The National Economists Club is a nonprofit, nonpartisan, tax-exempt educational organization. It aims to encourage and sponsor discussion and an exchange of ideas on economic trends and issues that are relevant for public policy.
The NEC was founded in 1968 in Washington, DC by a group of economists including Murray Weidenbaum, John W. Kendrick, James Tobin, Penelope Thunberg, and the late Herbert Stein, who served as the Club’s first President.
The Club draws members from business, finance, government, international institutions, foreign embassies, think tanks, trade associations, and legal and accounting firms. Indeed, the Club welcomes as members anyone with a professional interest in economics. The NEC currently has more than 500 members of whom approximately 100 reside outside the metropolitan Washington, D.C. area and overseas.

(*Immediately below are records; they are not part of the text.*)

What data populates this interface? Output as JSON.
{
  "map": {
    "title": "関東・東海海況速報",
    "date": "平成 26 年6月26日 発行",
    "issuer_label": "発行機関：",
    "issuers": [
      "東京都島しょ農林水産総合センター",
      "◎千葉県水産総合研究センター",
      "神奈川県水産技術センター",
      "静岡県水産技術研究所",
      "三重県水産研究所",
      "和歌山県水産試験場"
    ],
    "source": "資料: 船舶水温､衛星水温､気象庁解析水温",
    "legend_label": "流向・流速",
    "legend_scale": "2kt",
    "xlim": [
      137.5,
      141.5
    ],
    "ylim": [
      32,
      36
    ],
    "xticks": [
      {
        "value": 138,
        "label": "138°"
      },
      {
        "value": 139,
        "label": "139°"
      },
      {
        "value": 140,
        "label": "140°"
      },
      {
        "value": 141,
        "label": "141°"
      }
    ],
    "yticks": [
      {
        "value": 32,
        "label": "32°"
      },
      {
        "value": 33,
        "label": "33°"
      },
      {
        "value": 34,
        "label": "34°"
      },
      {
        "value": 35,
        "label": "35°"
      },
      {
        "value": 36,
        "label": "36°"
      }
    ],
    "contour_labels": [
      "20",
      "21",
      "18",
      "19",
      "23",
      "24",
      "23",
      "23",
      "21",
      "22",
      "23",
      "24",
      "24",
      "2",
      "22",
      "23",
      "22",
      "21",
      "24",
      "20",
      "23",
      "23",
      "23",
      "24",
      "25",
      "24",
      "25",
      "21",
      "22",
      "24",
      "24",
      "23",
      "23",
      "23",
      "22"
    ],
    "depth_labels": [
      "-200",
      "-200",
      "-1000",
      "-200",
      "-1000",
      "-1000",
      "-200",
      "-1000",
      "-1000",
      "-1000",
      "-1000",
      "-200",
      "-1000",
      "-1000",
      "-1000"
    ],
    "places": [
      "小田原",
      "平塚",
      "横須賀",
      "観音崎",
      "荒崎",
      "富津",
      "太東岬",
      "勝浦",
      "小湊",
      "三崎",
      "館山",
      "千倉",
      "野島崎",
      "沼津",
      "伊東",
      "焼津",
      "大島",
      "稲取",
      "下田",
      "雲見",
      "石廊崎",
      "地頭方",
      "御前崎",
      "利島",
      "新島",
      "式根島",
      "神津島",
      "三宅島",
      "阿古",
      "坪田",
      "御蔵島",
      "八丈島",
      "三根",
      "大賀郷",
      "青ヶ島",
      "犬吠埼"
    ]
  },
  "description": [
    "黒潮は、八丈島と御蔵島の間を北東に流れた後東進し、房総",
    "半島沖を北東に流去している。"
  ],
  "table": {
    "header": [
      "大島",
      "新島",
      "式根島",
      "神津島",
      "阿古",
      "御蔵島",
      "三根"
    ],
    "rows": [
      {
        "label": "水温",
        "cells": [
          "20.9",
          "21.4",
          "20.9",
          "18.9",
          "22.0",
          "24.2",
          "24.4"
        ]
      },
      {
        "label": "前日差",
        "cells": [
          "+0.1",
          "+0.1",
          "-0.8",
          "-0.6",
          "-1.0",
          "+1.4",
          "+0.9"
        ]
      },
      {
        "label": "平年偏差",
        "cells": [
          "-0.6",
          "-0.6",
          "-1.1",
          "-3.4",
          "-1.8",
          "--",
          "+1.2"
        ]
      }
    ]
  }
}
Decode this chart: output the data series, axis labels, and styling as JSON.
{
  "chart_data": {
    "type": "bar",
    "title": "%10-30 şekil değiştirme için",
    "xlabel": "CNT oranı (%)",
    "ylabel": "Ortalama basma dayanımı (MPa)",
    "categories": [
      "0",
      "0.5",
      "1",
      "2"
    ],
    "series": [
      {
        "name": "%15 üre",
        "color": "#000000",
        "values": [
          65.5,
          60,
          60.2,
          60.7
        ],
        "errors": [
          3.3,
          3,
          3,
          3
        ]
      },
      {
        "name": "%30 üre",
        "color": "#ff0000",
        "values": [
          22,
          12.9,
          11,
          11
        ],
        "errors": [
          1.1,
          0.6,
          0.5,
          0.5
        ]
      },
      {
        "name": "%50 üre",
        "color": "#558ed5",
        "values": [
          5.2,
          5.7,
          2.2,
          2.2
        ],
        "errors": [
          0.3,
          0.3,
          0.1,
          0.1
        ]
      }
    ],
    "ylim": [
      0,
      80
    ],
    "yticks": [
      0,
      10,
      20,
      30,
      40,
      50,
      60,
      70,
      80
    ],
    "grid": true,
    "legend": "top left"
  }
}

The Club strives for variety, balance, and timeliness in its programs. Recent speakers included members of the Council of Economic Advisers, chief economists of financial firms, members of the Federal Reserve Board, officials of international institutions, university economists, and senior business executives. In February 2005, the NEC became the Washington Chapter of the National Association for Business Economics (NABE). Besides NABE, the NEC regularly engages in joint activities with the Society of Government Economists (SGE) and the Committee on the Status of Women in the Economics Profession (CSWEP).